I put the tea bags on the spoon rest and said, “She stopped saying it by the time we were fifteen or sixteen.”
“When we all finalized our specialties,” he said. He was staring at his hands now, smile gone.
I added sugar to both teas and real cream to his, and set it down in front of him. “Tea just the way you like it,” I said, smiling, hoping for one in return.
He warmed his hands over the steam like it was a fire and the day had turned cold. The sunlight was still warm; it was Southern California, it wasn’t cold.
“Talk to me, Jamie, please.” I sat down at the table not across from him, but in the chair facing the window so I could be closer. We weren’t eating now, so elbow room wasn’t an issue.
“Levi, my name is Levi now.”
“Okay, Levi, sorry but it’s going to take me a little bit to get used to the new name.”
“Like it took for you to finally call me Jamie.”
“You had been Levanael since we were seven. I didn’t even remember your birth name by the time we were nineteen.”
“Nor I yours.”
He was somber again, almost sad.
“You look great, Jam . . . Levi,” I said, trying to sound cheerful and chase the shadows away.
“I look a lot better than I did two weeks ago.” He took his first sip of tea and closed his eyes as if he was letting it melt on his tongue like it was his favorite candy.
“What happened two weeks ago?” I asked, my voice soft, tone neutral like I’d learned in interrogations when the victim was potentially fragile.
He opened his big brown eyes and looked directly at me with that burn of intelligence and insight fully behind them. It sent a thrill through me that was somewhere between sexual and scary. I’d wanted this for so long, but I didn’t trust the change to last, and I didn’t know if I had another crushing disappointment in me. I wasn’t sure I could take it if he reverted. I prayed, prayed that this would last, that he was cured, well.
“I woke up,” he said.
“I don’t understand.”
“I’m not sure I do either, but did you ever have a dream where you think you woke up, but it’s just another kind of nightmare, so that you keep dreaming you get out of bed, but you’re actually still trapped in the dream?”
“Yes, I guess everyone has them sometimes.”
“Maybe, but everyone else wakes up. I’ve been trapped in a nightmare for over thirteen years.”
“Do you think the last fifteen years have been just dreams and nightmares?” I tried to study his face, to see his answer there, but he was looking down at the tea so I saw mostly the top of his thick brown hair and a rim of face. His hands looked so much darker as he lifted his cup to drink more tea. They were tanned and weathered more than his face, as if the beard and wild hair had protected him like fur, but his poor hands . . . they looked like they belonged to someone older.

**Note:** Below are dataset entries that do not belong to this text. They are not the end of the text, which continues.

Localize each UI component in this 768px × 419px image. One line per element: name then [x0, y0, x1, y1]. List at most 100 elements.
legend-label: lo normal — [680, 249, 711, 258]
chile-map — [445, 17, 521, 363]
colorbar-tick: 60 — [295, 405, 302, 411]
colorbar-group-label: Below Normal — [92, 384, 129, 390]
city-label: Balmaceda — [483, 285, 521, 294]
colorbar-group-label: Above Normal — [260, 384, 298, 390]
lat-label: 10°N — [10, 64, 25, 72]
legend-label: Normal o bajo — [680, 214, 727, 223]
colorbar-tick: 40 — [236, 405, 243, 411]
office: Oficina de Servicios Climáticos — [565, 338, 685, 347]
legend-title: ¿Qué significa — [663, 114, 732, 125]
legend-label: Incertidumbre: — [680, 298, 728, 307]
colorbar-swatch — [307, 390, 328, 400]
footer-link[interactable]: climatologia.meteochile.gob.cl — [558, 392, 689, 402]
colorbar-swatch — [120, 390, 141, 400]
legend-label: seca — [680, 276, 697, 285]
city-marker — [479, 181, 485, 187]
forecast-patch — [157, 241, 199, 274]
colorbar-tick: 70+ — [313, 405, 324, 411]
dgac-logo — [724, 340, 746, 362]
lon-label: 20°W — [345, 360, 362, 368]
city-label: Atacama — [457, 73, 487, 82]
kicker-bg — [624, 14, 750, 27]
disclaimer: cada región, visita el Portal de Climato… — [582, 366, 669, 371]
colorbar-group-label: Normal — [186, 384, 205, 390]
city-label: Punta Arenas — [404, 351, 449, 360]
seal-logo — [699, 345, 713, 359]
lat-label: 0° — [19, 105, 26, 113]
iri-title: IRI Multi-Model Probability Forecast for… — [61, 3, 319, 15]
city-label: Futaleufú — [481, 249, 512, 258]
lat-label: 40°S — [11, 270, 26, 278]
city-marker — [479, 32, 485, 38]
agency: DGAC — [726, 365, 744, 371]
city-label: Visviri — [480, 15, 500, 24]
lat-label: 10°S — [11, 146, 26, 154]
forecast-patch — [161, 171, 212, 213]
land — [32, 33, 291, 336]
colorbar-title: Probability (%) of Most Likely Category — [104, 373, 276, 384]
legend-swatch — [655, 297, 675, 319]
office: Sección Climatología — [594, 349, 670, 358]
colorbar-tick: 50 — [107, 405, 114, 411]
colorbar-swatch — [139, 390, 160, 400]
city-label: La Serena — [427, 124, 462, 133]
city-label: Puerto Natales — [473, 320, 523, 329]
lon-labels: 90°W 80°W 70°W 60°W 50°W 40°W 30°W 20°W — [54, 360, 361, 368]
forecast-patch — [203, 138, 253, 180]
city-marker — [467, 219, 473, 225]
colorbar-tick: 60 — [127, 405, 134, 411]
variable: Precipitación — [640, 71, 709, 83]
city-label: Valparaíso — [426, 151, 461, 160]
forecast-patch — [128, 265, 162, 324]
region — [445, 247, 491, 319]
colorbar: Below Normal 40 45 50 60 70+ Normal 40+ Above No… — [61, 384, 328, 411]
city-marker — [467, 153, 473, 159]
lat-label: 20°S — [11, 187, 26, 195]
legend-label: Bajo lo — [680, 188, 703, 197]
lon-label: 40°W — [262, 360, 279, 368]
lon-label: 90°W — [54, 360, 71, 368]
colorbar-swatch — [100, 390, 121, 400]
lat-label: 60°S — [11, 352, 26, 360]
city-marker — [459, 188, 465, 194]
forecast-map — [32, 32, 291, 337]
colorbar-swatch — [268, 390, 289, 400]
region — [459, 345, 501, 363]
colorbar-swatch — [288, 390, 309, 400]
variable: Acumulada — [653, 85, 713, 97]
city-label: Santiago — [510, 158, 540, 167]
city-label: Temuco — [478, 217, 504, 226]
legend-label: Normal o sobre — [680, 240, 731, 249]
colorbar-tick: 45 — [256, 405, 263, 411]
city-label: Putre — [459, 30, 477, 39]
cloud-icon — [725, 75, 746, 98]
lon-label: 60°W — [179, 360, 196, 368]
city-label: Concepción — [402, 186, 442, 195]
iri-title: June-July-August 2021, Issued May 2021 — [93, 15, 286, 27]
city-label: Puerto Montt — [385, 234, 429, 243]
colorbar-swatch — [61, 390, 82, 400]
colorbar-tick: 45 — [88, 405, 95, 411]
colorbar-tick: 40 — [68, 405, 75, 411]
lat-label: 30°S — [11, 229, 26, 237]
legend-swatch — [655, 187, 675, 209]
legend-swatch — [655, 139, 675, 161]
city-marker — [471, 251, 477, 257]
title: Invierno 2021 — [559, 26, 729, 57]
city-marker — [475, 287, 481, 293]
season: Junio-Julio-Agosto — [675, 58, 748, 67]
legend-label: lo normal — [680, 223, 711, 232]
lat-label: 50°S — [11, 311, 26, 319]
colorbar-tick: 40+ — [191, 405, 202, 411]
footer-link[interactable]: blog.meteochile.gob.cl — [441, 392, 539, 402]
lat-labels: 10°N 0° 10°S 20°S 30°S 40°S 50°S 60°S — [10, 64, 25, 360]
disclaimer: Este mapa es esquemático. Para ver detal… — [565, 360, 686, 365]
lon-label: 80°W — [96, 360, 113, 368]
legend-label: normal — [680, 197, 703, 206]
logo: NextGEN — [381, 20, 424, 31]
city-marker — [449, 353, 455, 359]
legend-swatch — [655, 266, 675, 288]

Someone who’d worked outdoors their whole life maybe, but not the soft, smiling boy I remembered. He’d been the best of us all, the gentlest soul, the kindest heart, and the highest scorer on all the tests for psychic ability, as long as it was pure power being tested and not control of that power.
He sipped the tea and looked at me over the rim of the cup. His eyes looked very dark for a moment, almost black, the way they’d get the few times he got truly angry.
“Maybe I just want to think of it as a nightmare so I don’t have to think too hard about everything I did while I was sick.” The voice was deeper, not a hint of laughter in it; this was how he’d sounded on good days over the last decade.
“I can understand that.” I finally sipped my tea and it was good, but I’d let it start to get cool. I didn’t want tea, I wanted Levanael, I wanted to undo the shadow in his eyes and the tone in his voice.
“I can feel your questions hanging like something heavy around you.”
“You can’t hear them?” I asked, and took another sip of tea.
His eyes held that bitterness I’d come to dread, but it was better than the rage, or the terror. That was the worst. “Not right now. I told you my head is quiet, quieter than it’s been since I hit puberty. You know the theory that God doesn’t let our full powers hit while we’re too little to cope with them?”
“Of course, that’s why they recruit so early for the College. They want to train us to control our powers before they are fully fledged. Untrained psychics and witches who suddenly grow into their power as teenagers are dangerous to everyone, including themselves.”